Mittwoch, 2. März 2011

Im Kino # 2: Tom Hooper - "The King´s Speech"

UK/USA 2010

Es ist ein unbestreitbarer Vorteil, den großen Gewinner der diesjährigen Oscarvergabe noch vor der Bekanntgabe gesehen zu haben, das ermöglichte größere Unvoreingenommenheit. Am Sonntag am Nachmittag hatte man im Linzer City-Kino die Gelegenheit, in der Gesellschaft zahlreicher Grüppchen weiblicher Seniorinnen "The King´s Speech" anzusehen. Die Story dürfte mittlerweile auch im hintersten Nordosten Grönlands bekannt sein: der Herzog von York und in der Folge englische König George IV. überwindet mit Hilfe der teilweise unkonventionell anmutenden Methoden seines Sprachtherapeuten das Stottern und wird zum inspirierenden Redner in schweren Zeiten. That´s it. Der Film fokussiert mit festem, glasklaren Blick auf seine beiden Hauptakteure: den König und seinen Therapeuten Lionel Logue.

Es ist beeindruckend mit welcher Intensität und Unbeirrbarkeit er dies tut. "The King´s Speech" lässt sich kaum auf Abschweifungen und Geplänkel ein, die Geschichte einer sich entwickelnden Therapie/Beziehung/Freundschaft füllt den ganzen Film. Wirkliche Nebenhandlungen gibt es nicht, sieht man einmal von dem notwendigen historischen Begleitrauschen ab. Am Ende ist man überrascht wie wenig sich eigentlich an Handlung vollzogen hat, wie viele Bilder aber dennoch nachdrücklich im Kopf hängen geblieben sind. Dies ist ein perfektionistischer Streifen, bei dem Schauspiel, Kamera, Schnitt, Musik und Handlung mühelos ineinander greifen. Auch die Dramaturgie lässt kaum Brüche zu, folgt ziemlich exakt einem vertrauten Schema à la Hollywood. Die Vorhersehbarkeit der Ereignisse ist Teil des Ganzen, das Ende ist sowieso jederzeit erahnbar und wird eigentlich als bekannt vorausgesetzt. Dafür liegt aber über dem ganzen Streifen wie ein linder Schleier die ständige Erwartung der Läuterung, der Befreiung. Das schmeichelt natürlich der Seele, vor allem wenn es so perfekt in Szene gesetzt ist.

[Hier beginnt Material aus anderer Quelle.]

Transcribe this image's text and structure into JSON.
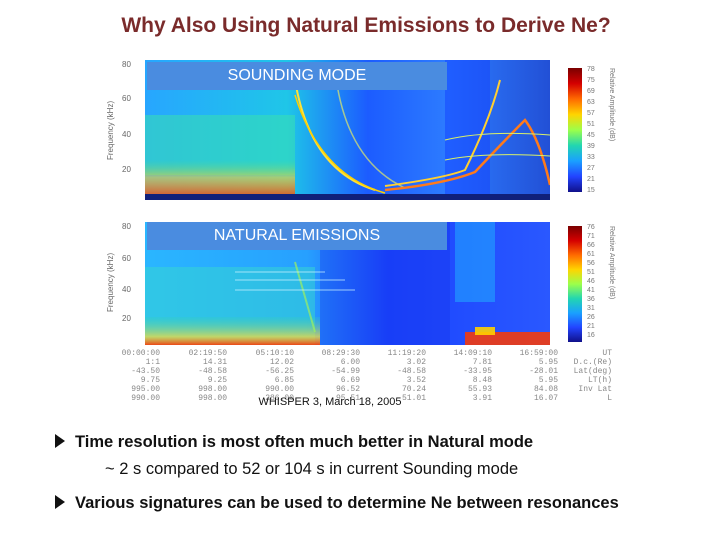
{
  "slide": {
    "title": "Why Also Using Natural Emissions to Derive Ne?",
    "caption": "WHISPER 3, March 18, 2005",
    "bullets": [
      {
        "text": "Time resolution is most often much better in Natural mode"
      },
      {
        "text": "Various signatures can be used to determine Ne between resonances"
      }
    ],
    "sub_text": "~ 2 s compared to  52 or 104 s in current Sounding mode"
  },
  "figure": {
    "top_panel": {
      "mode_label": "SOUNDING MODE",
      "y_axis_label": "Frequency (kHz)",
      "y_ticks": [
        "80",
        "60",
        "40",
        "20"
      ],
      "colorbar_ticks": [
        "78",
        "75",
        "69",
        "63",
        "57",
        "51",
        "45",
        "39",
        "33",
        "27",
        "21",
        "15"
      ],
      "colorbar_label": "Relative Amplitude (dB)"
    },
    "bottom_panel": {
      "mode_label": "NATURAL EMISSIONS",
      "y_axis_label": "Frequency (kHz)",
      "y_ticks": [
        "80",
        "60",
        "40",
        "20"
      ],
      "colorbar_ticks": [
        "76",
        "71",
        "66",
        "61",
        "56",
        "51",
        "46",
        "41",
        "36",
        "31",
        "26",
        "21",
        "16"
      ],
      "colorbar_label": "Relative Amplitude (dB)"
    },
    "time_columns": [
      [
        "00:00:00",
        "1:1",
        "-43.50",
        "9.75",
        "995.00",
        "990.00"
      ],
      [
        "02:19:50",
        "14.31",
        "-48.58",
        "9.25",
        "998.00",
        "998.00"
      ],
      [
        "05:10:10",
        "12.02",
        "-56.25",
        "6.85",
        "990.00",
        "286.00"
      ],
      [
        "08:29:30",
        "6.00",
        "-54.99",
        "6.69",
        "96.52",
        "95.51"
      ],
      [
        "11:19:20",
        "3.02",
        "-48.58",
        "3.52",
        "70.24",
        "51.01"
      ],
      [
        "14:09:10",
        "7.81",
        "-33.95",
        "8.48",
        "55.93",
        "3.91"
      ],
      [
        "16:59:00",
        "5.95",
        "-28.01",
        "5.95",
        "84.08",
        "16.07"
      ]
    ],
    "row_labels": [
      "UT",
      "D.c.(Re)",
      "Lat(deg)",
      "LT(h)",
      "Inv Lat",
      "L"
    ]
  }
}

Ich komme aber auch nicht ganz um das nagende Gefühl herum, es hier mit eine sehr präzisen Fingerübung zu tun haben. Ein handwerklich nach allen Regeln der Kunst hergestelltes Stück Kino, das vor allem von seiner Fehlerlosigkeit lebt, ohne dabei besondere Risiken einzugehen. Dass die darstellerischen Leistungen so perfekt sind wie der Film selbst (und zwar bis in die "unterstützenden" Nebenrollen hinein), ist wahrscheinlich der Grund dafür, dass das Konzept am Ende aufgeht. Der stotternde Monarch ist für einen gut ausgebildeten wie talentierten Schauspieler (hier: Colin Firth) natürlich ein Goldschatz von einem Leinwandcharakter. Und der Australier Geoffrey Rush als etwas verschrobener, australischer Logopäde Lionel Logue ist der ideale Antagonist, das Zusammenspiel der beiden wunderbar. Das wird auch der Grund sein, warum mir so viele Bilder im Oberstübchen hängen geblieben sind.

Um es klar zu machen: "The King´s Speech" ist nicht das ultimative Filmmeisterwerk. Aber er ist verdammt gut darin, schöne Bilder und ein schönes Gefühl in die Seele zu transferieren. Der kritische Geist kapituliert somit ein wenig vor dem Gefühl und es gehen sich (gerade noch) vier Sterne aus.

Meine Bewertung: 4 aus 5 Sternen.

1 Kommentar:

finette hat gesagt…

Gut, dass Du ihn noch vor den "Oscar" (Simons) gesehen hast. Da kann ihn sich ja auch die Jungseniorin ruhigen Gewissens anschauen und sich schon drauf freuen.